Of the 2,500 who wrote to my office, one reader, Lee Traub, called the demise of the bridge column “another diminishment of daily pleasures,” adding that “Mondays, Thursday and Saturdays will never be the same again.”

Chuck Ettelson of St. Louis expressed a similar sentiment. He said he understood that times are tough but “having content is one way to retain readers.”

Anne and Robert Schumacher of Manhattan put it this way:

We were disheartened, discouraged and taken aback when we opened the New York Times yesterday morning and read Phillip Alder’s announcement about the demise of his bridge column. This can’t be much of a cost saving measure, as so many other eliminations must have been, such as the weekly TV supplement, the stock pages, Home section and the Friday movie clock. Soon, the obits will disappear, and we won’t even know if we’re alive or dead.

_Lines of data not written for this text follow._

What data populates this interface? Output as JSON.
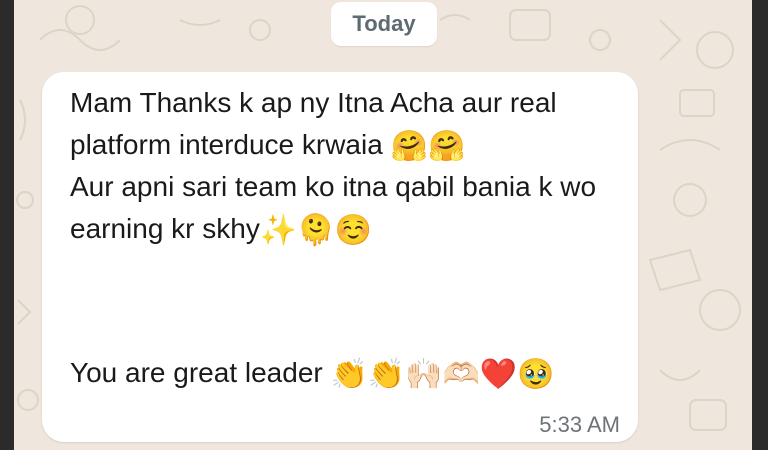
{
  "date_chip": {
    "label": "Today"
  },
  "message": {
    "lines": [
      "Mam Thanks k ap ny Itna Acha aur real",
      "platform interduce krwaia",
      "Aur apni sari team ko itna qabil bania k wo",
      "earning kr skhy",
      "You are great leader"
    ],
    "emojis": {
      "line2": "🤗🤗",
      "line4": "✨🫠☺️",
      "line5": "👏👏🙌🏻🫶🏻❤️🥹"
    },
    "time": "5:33 AM"
  },
  "colors": {
    "wallpaper": "#efe7dd",
    "bubble": "#ffffff",
    "date_text": "#5f6b72",
    "time_text": "#6c7478"
  }
}
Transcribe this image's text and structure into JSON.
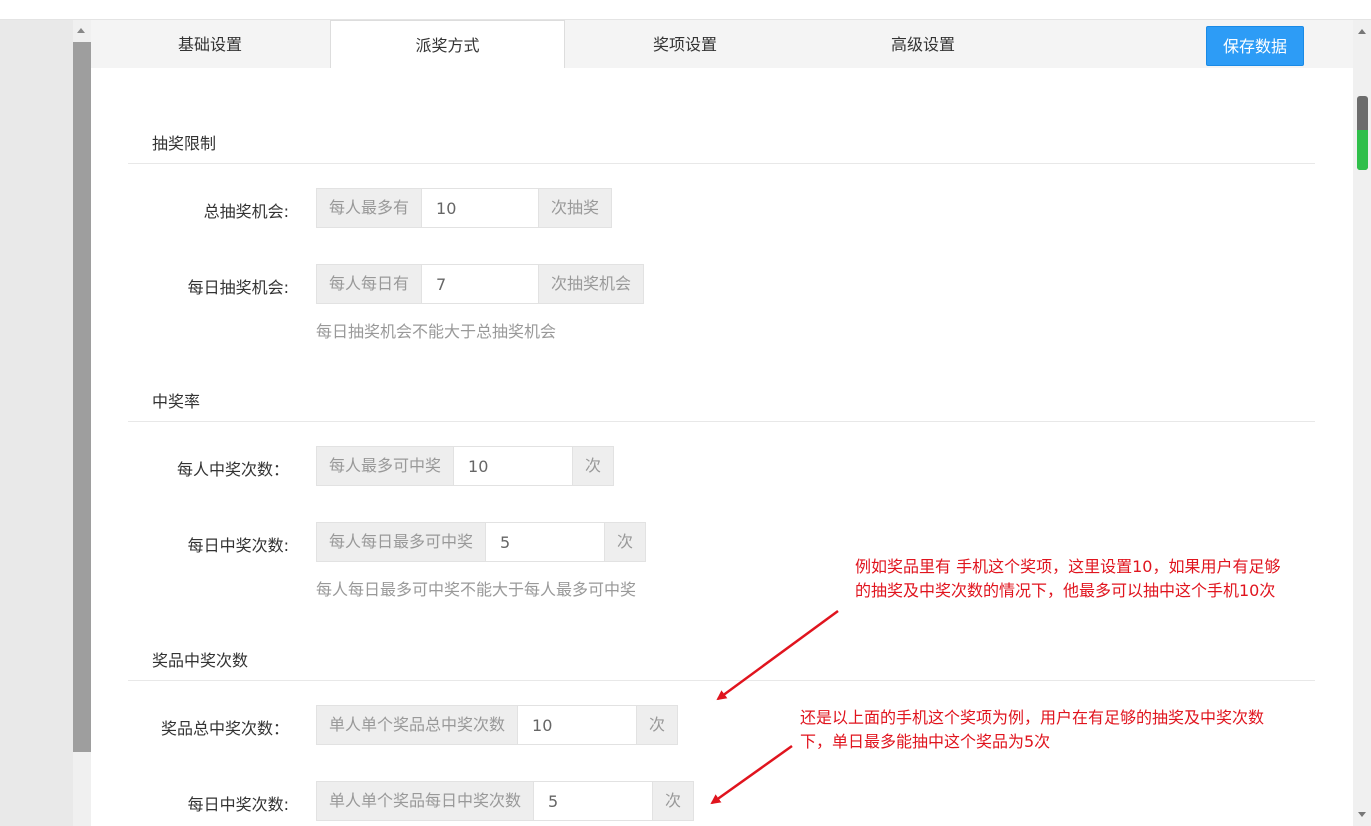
{
  "tabs": [
    "基础设置",
    "派奖方式",
    "奖项设置",
    "高级设置"
  ],
  "active_tab": "派奖方式",
  "save_button": "保存数据",
  "sections": {
    "limit": {
      "title": "抽奖限制",
      "total": {
        "label": "总抽奖机会:",
        "prefix": "每人最多有",
        "value": "10",
        "suffix": "次抽奖"
      },
      "daily": {
        "label": "每日抽奖机会:",
        "prefix": "每人每日有",
        "value": "7",
        "suffix": "次抽奖机会"
      },
      "help": "每日抽奖机会不能大于总抽奖机会"
    },
    "rate": {
      "title": "中奖率",
      "per_person": {
        "label": "每人中奖次数：",
        "prefix": "每人最多可中奖",
        "value": "10",
        "suffix": "次"
      },
      "daily": {
        "label": "每日中奖次数:",
        "prefix": "每人每日最多可中奖",
        "value": "5",
        "suffix": "次"
      },
      "help": "每人每日最多可中奖不能大于每人最多可中奖"
    },
    "prize": {
      "title": "奖品中奖次数",
      "total": {
        "label": "奖品总中奖次数：",
        "prefix": "单人单个奖品总中奖次数",
        "value": "10",
        "suffix": "次"
      },
      "daily": {
        "label": "每日中奖次数:",
        "prefix": "单人单个奖品每日中奖次数",
        "value": "5",
        "suffix": "次"
      }
    }
  },
  "annotations": {
    "note1": [
      "例如奖品里有 手机这个奖项，这里设置10，如果用户有足够",
      "的抽奖及中奖次数的情况下，他最多可以抽中这个手机10次"
    ],
    "note2": [
      "还是以上面的手机这个奖项为例，用户在有足够的抽奖及中奖次数",
      "下，单日最多能抽中这个奖品为5次"
    ]
  },
  "colors": {
    "accent": "#2d9cf6",
    "annotation": "#e0141e",
    "scroll_indicator": "#2fbf4a"
  }
}
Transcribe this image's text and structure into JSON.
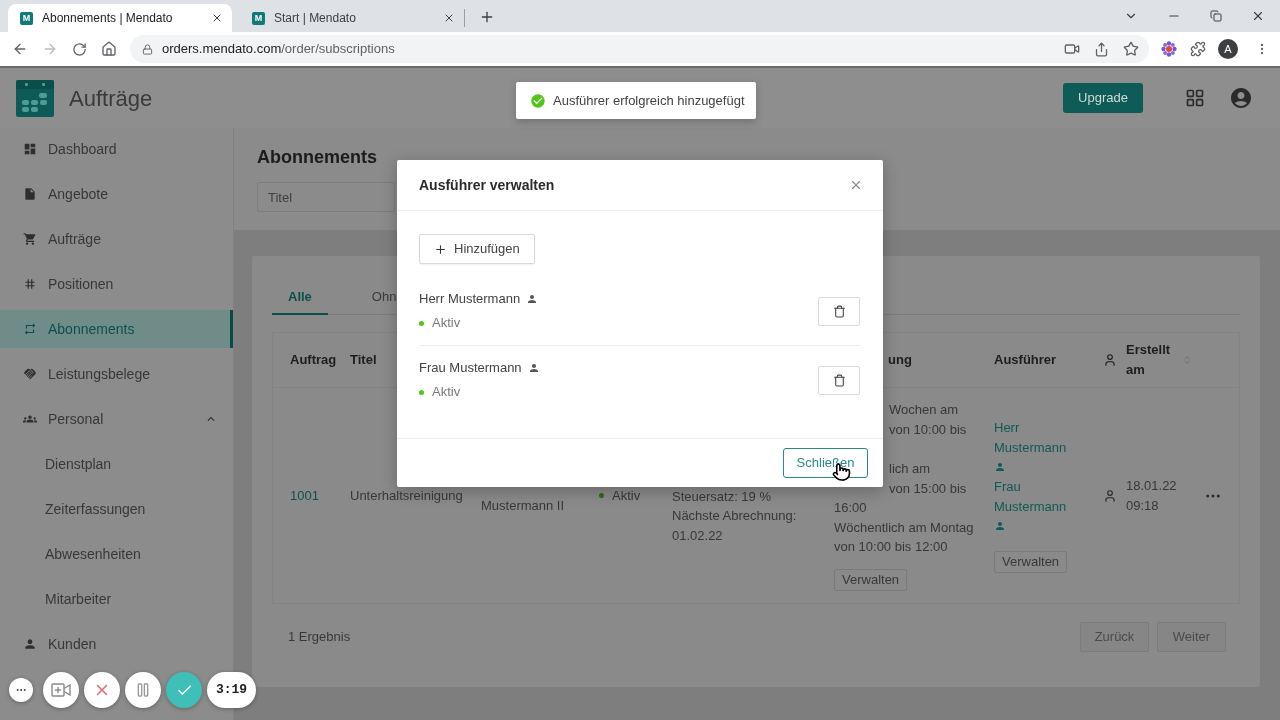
{
  "browser": {
    "tabs": [
      {
        "favicon": "M",
        "title": "Abonnements | Mendato",
        "selected": true
      },
      {
        "favicon": "M",
        "title": "Start | Mendato",
        "selected": false
      }
    ],
    "url": {
      "host": "orders.mendato.com",
      "path": "/order/subscriptions"
    },
    "profile_initial": "A"
  },
  "app_header": {
    "title": "Aufträge",
    "upgrade_button": "Upgrade"
  },
  "toast": {
    "message": "Ausführer erfolgreich hinzugefügt"
  },
  "sidebar": {
    "items": [
      {
        "label": "Dashboard",
        "selected": false
      },
      {
        "label": "Angebote",
        "selected": false
      },
      {
        "label": "Aufträge",
        "selected": false
      },
      {
        "label": "Positionen",
        "selected": false
      },
      {
        "label": "Abonnements",
        "selected": true
      },
      {
        "label": "Leistungsbelege",
        "selected": false
      },
      {
        "label": "Personal",
        "selected": false,
        "expanded": true,
        "children": [
          {
            "label": "Dienstplan",
            "selected": false
          },
          {
            "label": "Zeiterfassungen",
            "selected": false
          },
          {
            "label": "Abwesenheiten",
            "selected": false
          },
          {
            "label": "Mitarbeiter",
            "selected": false
          }
        ]
      },
      {
        "label": "Kunden",
        "selected": false
      }
    ]
  },
  "page": {
    "title": "Abonnements",
    "search": {
      "placeholder": "Titel"
    },
    "tabs": [
      {
        "label": "Alle",
        "selected": true
      },
      {
        "label": "Ohn",
        "selected": false
      }
    ],
    "table": {
      "columns": [
        "Auftrag",
        "Titel",
        "ung",
        "Ausführer",
        "Erstellt am"
      ],
      "rows": [
        {
          "order": "1001",
          "title": "Unterhaltsreinigung",
          "column_3": "Mustermann II",
          "column_4": {
            "status": "Aktiv",
            "active": true
          },
          "column_5": [
            "Steuersatz: 19 %",
            "Nächste Abrechnung:",
            "01.02.22"
          ],
          "column_6": {
            "covered_lines": [
              [
                "Wochen am",
                "von 10:00 bis"
              ],
              [
                "lich am",
                "von 15:00 bis"
              ]
            ],
            "lines": [
              "16:00",
              "Wöchentlich am Montag",
              "von 10:00 bis 12:00"
            ],
            "button": "Verwalten"
          },
          "executors": [
            {
              "name": "Herr Mustermann"
            },
            {
              "name": "Frau Mustermann"
            }
          ],
          "executors_button": "Verwalten",
          "created": "18.01.22 09:18"
        }
      ]
    },
    "result_count": "1 Ergebnis",
    "pagination": [
      {
        "label": "Zurück",
        "disabled": true
      },
      {
        "label": "Weiter",
        "disabled": true
      }
    ]
  },
  "modal": {
    "title": "Ausführer verwalten",
    "add_button": "Hinzufügen",
    "executors": [
      {
        "name": "Herr Mustermann",
        "status": "Aktiv",
        "active": true
      },
      {
        "name": "Frau Mustermann",
        "status": "Aktiv",
        "active": true
      }
    ],
    "close_button": "Schließen"
  },
  "recorder": {
    "timer": "3:19"
  }
}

Now we realize that much information can be obtained from the many web sites on the Internet, but this well written, very informative and influential column is unique and not available elsewhere. We hope and assume you will be deluged with correspondence similar to ours and will pass it along to the powers that be — who perhaps will reconsider this decision.

I also heard from many readers who were upset by the recent discontinuation of the Friday movie-schedule listings, known as the “movie clock.” The movie clock was published for the last time earlier this month.

One seven-day print subscriber, Janet Indick, described herself as “lost without that movie schedule.” She asked for its replacement, noting “It is hard for seniors who do not use computers or smart phones for everything to obtain the information about the movies playing in their areas.” She said that her neighbor feels the same way.

Carlos Gutierrez-Solana wrote to say that “as more and more sections of interest to your home delivery customers are disappearing, sometimes without advance warning, there will be fewer and fewer reasons to maintain a subscription to the New York Times.” He added, “I believe that it is wrong to assume that everyone wants everything online.” He, too, described himself as “a longtime, seven-day, home-delivery customer.”

I spoke on Tuesday to the culture editor, Danielle Mattoon, who had some tough decisions to make when she was told a few months ago to cut nearly 20 percent of her nonpersonnel budget. (Features such as the movie listings and the bridge column come under the culture heading.)

Faced with having to cut close to half a million dollars from her annual budget, Ms. Mattoon also was dealing with another financial angle. In last year’s buyouts and layoffs of newsroom staff, she lost a number of staff positions — a net loss of four from a base of 56. (More than four left, and there have been a few hires.) This meant more pressure to rely on freelance staff, who are paid from the nonpersonnel budget.

“We have fewer culture writers and enormous demands on them,” particularly because of new digital efforts, she told me. In order to preserve as much of the freelance budget as possible to help generate the kind of criticism and coverage she finds most valuable, she decided to cut some features.

The bridge column, she said, wasn’t a huge expense but it is particularly time-consuming for the copy desk to edit, since “you have to play the game in order to check it and make sure it’s right.”

As for the movie listings, they were a significant expense. Eliminating them from the print edition helped her to keep the freelance budget as strong as possible, she said. (Readers can still see what movies are playing in their area by going to The Times’s Movies page.)

All of this comes in the context of The Times reinventing itself from mostly a print newspaper to mostly a digital news and information company. It’s a very tricky transition since most revenue still comes from print but the future is certainly digital. I wrote about it in a recent Sunday Review column, and in a follow-up post. And I wrote about the ending of the Home section recently, too.

Will the features be back by popular demand? Ms. Mattoon can’t offer that hope to readers. Nor is it very likely that The Times has seen the end of budget cuts as it deals with the decline of print advertising revenue.

“It’s regrettable,” Ms. Mattoon said. “We would like to keep everything. We know that these features provide a service and a connection to the paper, and that things like the bridge column speak uniquely to a certain audience.”

I can’t argue with Ms. Mattoon’s decisions, which seem to have been carefully, even agonizingly, considered.

There are no good choices here, and I agree with her that The Times’s exclusive journalism — the work of its critics and reporters and those who support and edit their work — must be the top priority. But I’m also sympathetic with those longtime readers, who might reasonably feel that their concerns have slipped down the priority list.